Sunday, February 11, 2007

You’re a real-life wedding crasher, and I must bounce you. I’m sorry, it gives me no pleasure.

DISCLAIMER: This entry drops the F bomb all over the place. Please protect your virgin ears if you are into that sort of thing. Everyone else, all the F bombs are toward the end. Fuck. Except that one. That's the thing about the F bomb. It drops when you least expect it.

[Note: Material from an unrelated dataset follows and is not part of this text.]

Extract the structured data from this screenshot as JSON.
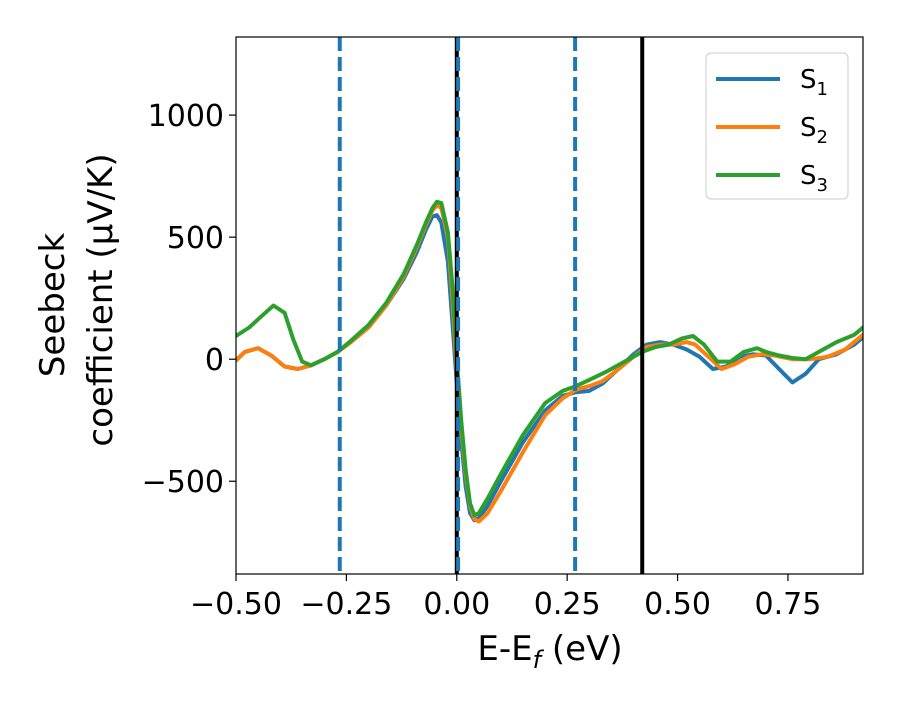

Phoebe gives me really weird looks when I sing, OK yell, Journey lyrics at her. Whatever, CAT, you spent the entire morning staring at the sun reflections on the ceiling! DON'T YOU JUDGE ME. And seriously? Anyone who doesn't like Journey can just get the hell out of my apartment RIGHT NOW. That is a new rule. Everyone must sing a Journey lyric before they enter the apartment. Heidi, I hope you're OK with this. I mean, I spend the majority of my life with a Journey song stuck in my head so I'm just trying to pass along the joy.

So, you know how I was complaining about having to work yesterday? I realize it's difficult to keep track of all the things I complain about, but try and keep up. Right, so, I was complaining about having to go to work but really? On the Saturdays that I have to get up early and go into work, I am so much more productive than I am on normal Saturdays. For instance, yesterday after work I got gas, checked my oil, got a hair cut, dyed my hair, went to the gym, balanced my checkbook, cooked dinner (although "cooked" might be stretching it since I mostly used the microwave), and . . . OK, that's it. But last Saturday? When I didn't have to work? I worked out. That is the only productive thing I did. There was that whole prime rib incident, too, but I'm not sure that counts.

There are these two weight machines at the gym . . . I have no idea what they're really called, but Heidi and I call them the slut machines. Because, see, they both involve spreading your legs as wide as humanly possible. The first night we tried to do them in shorts and I will never, ever do that again because there are some things I do not want strangers to know and that includes the color of my underwear. So now I make sure I do those machines first, while I still have my pants on. LET ME ELABORATE, when I do take my pants off at the gym, I always ALWAYS have shorts on underneath them. I do not walk around the gym pantsless because I think they frown upon that. Anyway, the slut machines are my favorite ones in the whole gym so I'm not sure what that says about me.

Did I tell you that you can watch movies while you work out? Well, you can. There's even a sheet at the desk where you can request movies. Only there's a little note that says "no nudity," so I guess I can't request, I don't know, Wedding Crashers. Who wouldn't like to watch Wedding Crashers while they work out? Sure, it might be dangerous because I could start laughing really hard and slide off the treadmill but that is a risk I'm willing to take. But we can't watch it because there are boobies in it. And if we have learned anything from Janet Jackson, it is that boobies are scary and should remain hidden at all times, especially during sporting events. I don't even remember where I was going with this. Let's pretend that what I'm saying makes sense, though, OK? OK. So, we can't watch movies with boobies or hoohas in it, but apparently profanity and violence are totally fine. Yesterday they were showing Courage Under Fire, which alternated between Denzel Washington in an army uniform (mmm) interviewing hot soldiers in uniform (Matt Damon, for instance) and battle scenes that went something like this:

Soldier 1: Woe is me! They are fucking shooting at us!
Meg Ryan: I would suggest that you fucking shoot back!
Soldier 2: Ma'am, with all fucking due respect, I cannot seem to hit those motherfuckers with this fucking gun.
Meg Ryan: Blow up their fucking tank!
Soldier 1: Ma'am, I do not have any fucking ammo left with which to blow up any fucking tanks. I fear we may all fucking perish.
Meg Ryan: I would be much obliged if you would shut the fuck up and obtain some fucking flares.
Soldier 2: Fucking flares, ma'am?
Meg Ryan: I do believe that is what I fucking said. Fucking flares will be ideal for blowing up their fucking tank and saving our fucking lives.
Soldier 1: Yes, ma'am.
Soldier 2: I don't mean to be a nuisance, but I have just been shot in the fucking jugular.
Soldier 1: Fuck. Fuck fuckedy fuck fuck fuck.
Meg Ryan: Fuck.
Me: Bring back Denzel!
Gym Attendant: Ma'am, please don't yell at the screen.
Me: Don't fucking call me ma'am.

Anyway, so my point is I think we should be allowed to watch Wedding Crashers.